On the device, it’s not as easy (I think) to get in there and do pinpoint editing of the application contents, but I still wanted to test my changes against the real data on my device. I was also starting to get paranoid about the possibility of an App Store update at some point also causing a stale “.mom” file to be left in an app bundle, and wreaking havoc. So the 100% safe solution to make sure the one-true “.momd” file is consulted when building the Core Data object model, is to point directly at it:

NSString *momdPath = [[NSBundle mainBundle] 
	pathForResource:@"MyModel" ofType:@"momd"];

NSURL *momdURL = [NSURL fileURLWithPath:momdPath];

managedObjectModel = [[NSManagedObjectModel alloc]
	initWithContentsOfURL:momdURL]; 

Hopefully seeding this solution into my blog will make it available for folks searching on similar failures in their Core Data projects.
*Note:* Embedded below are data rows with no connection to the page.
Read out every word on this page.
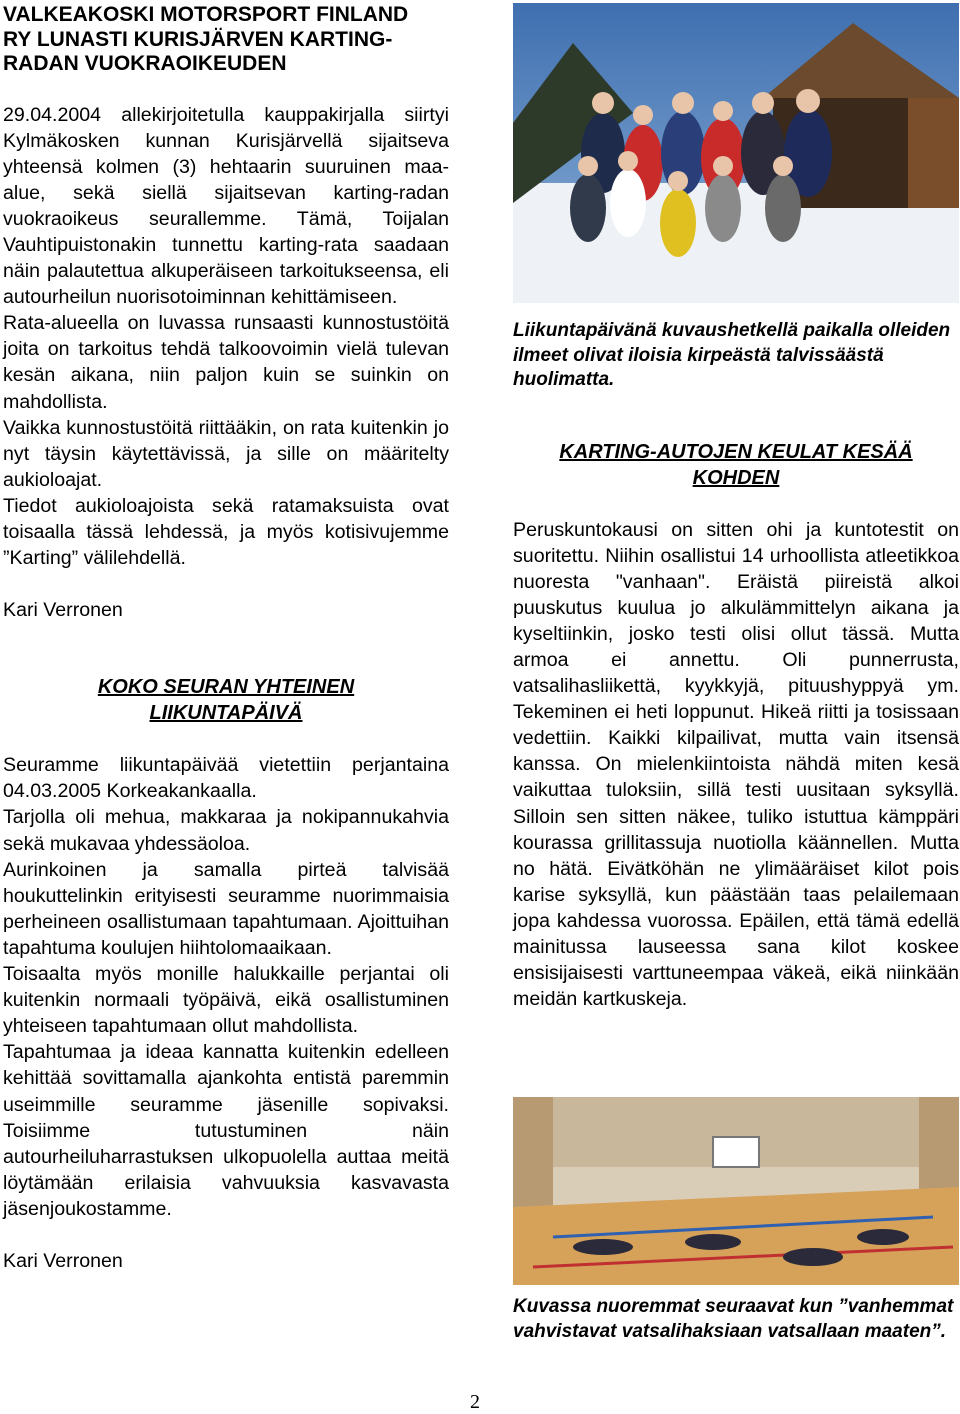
VALKEAKOSKI MOTORSPORT FINLAND
RY LUNASTI KURISJÄRVEN KARTING-
RADAN VUOKRAOIKEUDEN

29.04.2004 allekirjoitetulla kauppakirjalla siirtyi Kylmäkosken kunnan Kurisjärvellä sijaitseva yhteensä kolmen (3) hehtaarin suuruinen maa-alue, sekä siellä sijaitsevan karting-radan vuokraoikeus seurallemme. Tämä, Toijalan Vauhtipuistonakin tunnettu karting-rata saadaan näin palautettua alkuperäiseen tarkoitukseensa, eli autourheilun nuorisotoiminnan kehittämiseen.

Rata-alueella on luvassa runsaasti kunnostustöitä joita on tarkoitus tehdä talkoovoimin vielä tulevan kesän aikana, niin paljon kuin se suinkin on mahdollista.

Vaikka kunnostustöitä riittääkin, on rata kuitenkin jo nyt täysin käytettävissä, ja sille on määritelty aukioloajat.

Tiedot aukioloajoista sekä ratamaksuista ovat toisaalla tässä lehdessä, ja myös kotisivujemme ”Karting” välilehdellä.

Kari Verronen

KOKO SEURAN YHTEINEN
LIIKUNTAPÄIVÄ

Seuramme liikuntapäivää vietettiin perjantaina 04.03.2005 Korkeakankaalla.

Tarjolla oli mehua, makkaraa ja nokipannukahvia sekä mukavaa yhdessäoloa.

Aurinkoinen ja samalla pirteä talvisää houkuttelinkin erityisesti seuramme nuorimmaisia perheineen osallistumaan tapahtumaan. Ajoittuihan tapahtuma koulujen hiihtolomaaikaan.

Toisaalta myös monille halukkaille perjantai oli kuitenkin normaali työpäivä, eikä osallistuminen yhteiseen tapahtumaan ollut mahdollista.

Tapahtumaa ja ideaa kannatta kuitenkin edelleen kehittää sovittamalla ajankohta entistä paremmin useimmille seuramme jäsenille sopivaksi. Toisiimme tutustuminen näin autourheiluharrastuksen ulkopuolella auttaa meitä löytämään erilaisia vahvuuksia kasvavasta jäsenjoukostamme.

Kari Verronen

Liikuntapäivänä kuvaushetkellä paikalla olleiden ilmeet olivat iloisia kirpeästä talvissäästä huolimatta.

KARTING-AUTOJEN KEULAT KESÄÄ
KOHDEN

Peruskuntokausi on sitten ohi ja kuntotestit on suoritettu. Niihin osallistui 14 urhoollista atleetikkoa nuoresta "vanhaan". Eräistä piireistä alkoi puuskutus kuulua jo alkulämmittelyn aikana ja kyseltiinkin, josko testi olisi ollut tässä. Mutta armoa ei annettu. Oli punnerrusta, vatsalihasliikettä, kyykkyjä, pituushyppyä ym. Tekeminen ei heti loppunut. Hikeä riitti ja tosissaan vedettiin. Kaikki kilpailivat, mutta vain itsensä kanssa. On mielenkiintoista nähdä miten kesä vaikuttaa tuloksiin, sillä testi uusitaan syksyllä. Silloin sen sitten näkee, tuliko istuttua kämppäri kourassa grillitassuja nuotiolla käännellen. Mutta no hätä. Eivätköhän ne ylimääräiset kilot pois karise syksyllä, kun päästään taas pelailemaan jopa kahdessa vuorossa. Epäilen, että tämä edellä mainitussa lauseessa sana kilot koskee ensisijaisesti varttuneempaa väkeä, eikä niinkään meidän kartkuskeja.

Kuvassa nuoremmat seuraavat kun ”vanhemmat vahvistavat vatsalihaksiaan vatsallaan maaten”.

2
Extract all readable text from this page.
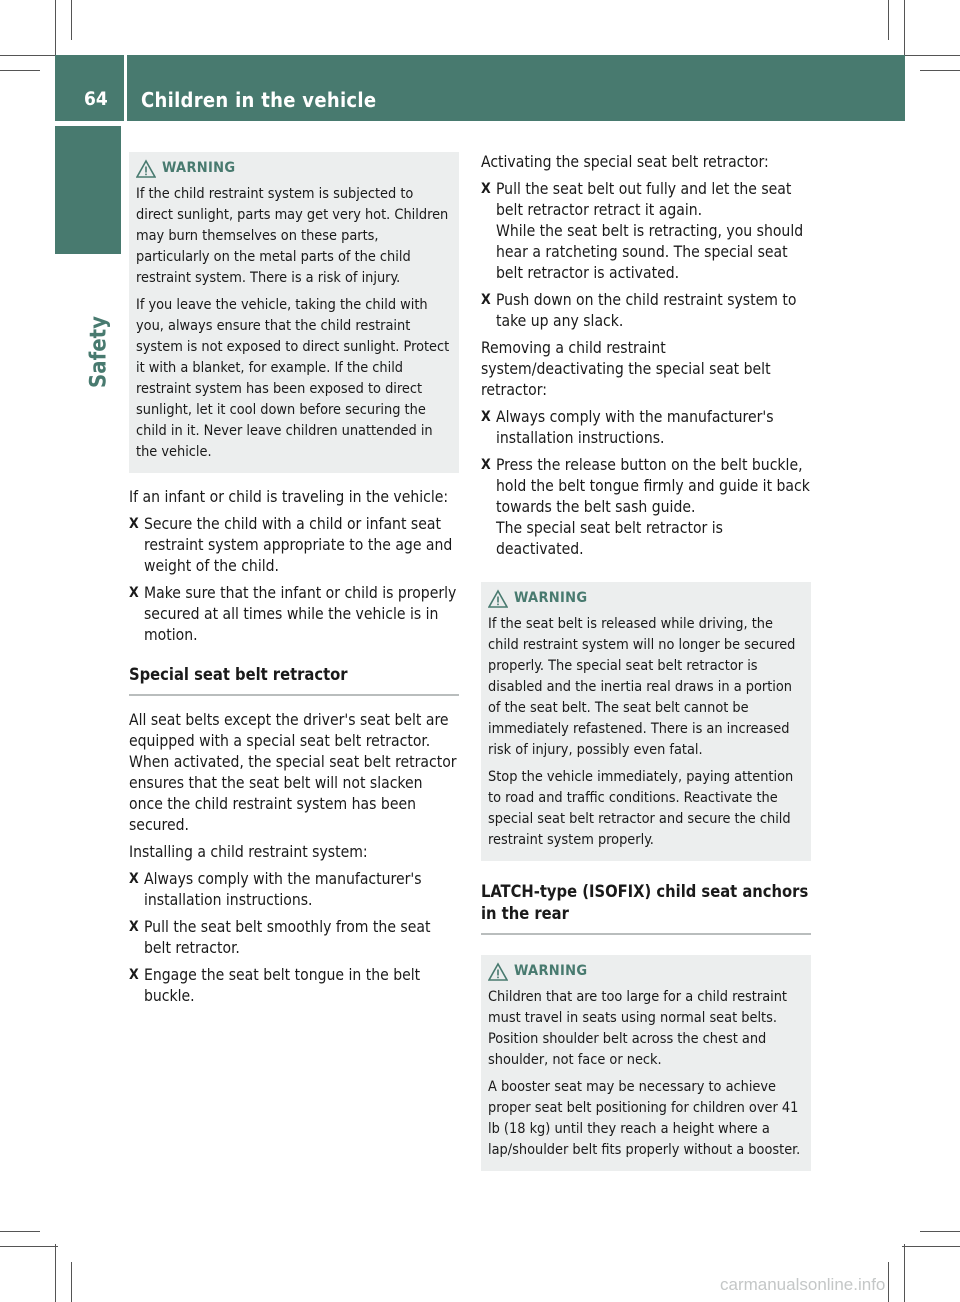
64 Children in the vehicle
Safety
WARNING

If the child restraint system is subjected to direct sunlight, parts may get very hot. Children may burn themselves on these parts, particularly on the metal parts of the child restraint system. There is a risk of injury.

If you leave the vehicle, taking the child with you, always ensure that the child restraint system is not exposed to direct sunlight. Protect it with a blanket, for example. If the child restraint system has been exposed to direct sunlight, let it cool down before securing the child in it. Never leave children unattended in the vehicle.

If an infant or child is traveling in the vehicle:

X Secure the child with a child or infant seat restraint system appropriate to the age and weight of the child.
X Make sure that the infant or child is properly secured at all times while the vehicle is in motion.
Special seat belt retractor

All seat belts except the driver's seat belt are equipped with a special seat belt retractor. When activated, the special seat belt retractor ensures that the seat belt will not slacken once the child restraint system has been secured.

Installing a child restraint system:

X Always comply with the manufacturer's installation instructions.
X Pull the seat belt smoothly from the seat belt retractor.
X Engage the seat belt tongue in the belt buckle.

Activating the special seat belt retractor:

X Pull the seat belt out fully and let the seat belt retractor retract it again.
While the seat belt is retracting, you should hear a ratcheting sound. The special seat belt retractor is activated.
X Push down on the child restraint system to take up any slack.

Removing a child restraint system/deactivating the special seat belt retractor:

X Always comply with the manufacturer's installation instructions.
X Press the release button on the belt buckle, hold the belt tongue firmly and guide it back towards the belt sash guide.
The special seat belt retractor is deactivated.
WARNING

If the seat belt is released while driving, the child restraint system will no longer be secured properly. The special seat belt retractor is disabled and the inertia real draws in a portion of the seat belt. The seat belt cannot be immediately refastened. There is an increased risk of injury, possibly even fatal.

Stop the vehicle immediately, paying attention to road and traffic conditions. Reactivate the special seat belt retractor and secure the child restraint system properly.

LATCH-type (ISOFIX) child seat anchors in the rear
WARNING

Children that are too large for a child restraint must travel in seats using normal seat belts. Position shoulder belt across the chest and shoulder, not face or neck.

A booster seat may be necessary to achieve proper seat belt positioning for children over 41 lb (18 kg) until they reach a height where a lap/shoulder belt fits properly without a booster.

carmanualsonline.info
5 Responses to “Core Data Model Merging”

  1. Larry Says:

    Thanks for the help. I’ve been putting off updating my iPhone app because it will require tweaking the data model, and it makes me nervous!

  2. Richie Says:

    After reading a book about Core Data and playing with it a bit I’d say: use only when necessary and think about it twice. I know Apple would like to deprecate SQL Lite in favor of Core Data but…

  3. Vincent Gable Says:

    The way I recommend testing an upgrade on a device is to make an ad-hoc build of v2 of your app, and install it through iTunes on something that has v1 on it. This will totally replace the v1 app on the device, but won’t touch the app’s data (NSUserDefaults, files in it’s sandbox, etc.) It’s the closest way I know of to simulate what happens when you upgrade an app from the App Store.

  4. Daniel Jalkut Says:

    Thanks for the tip, Vincent!

  5. Heath Borders Says:

    Great post. I ran into this exact problem myself, and solved it with the same solution.

    Creating a merged Managed Object Model is particularly dangerous if you’re using libraries that include mom files of their own (Webtrends).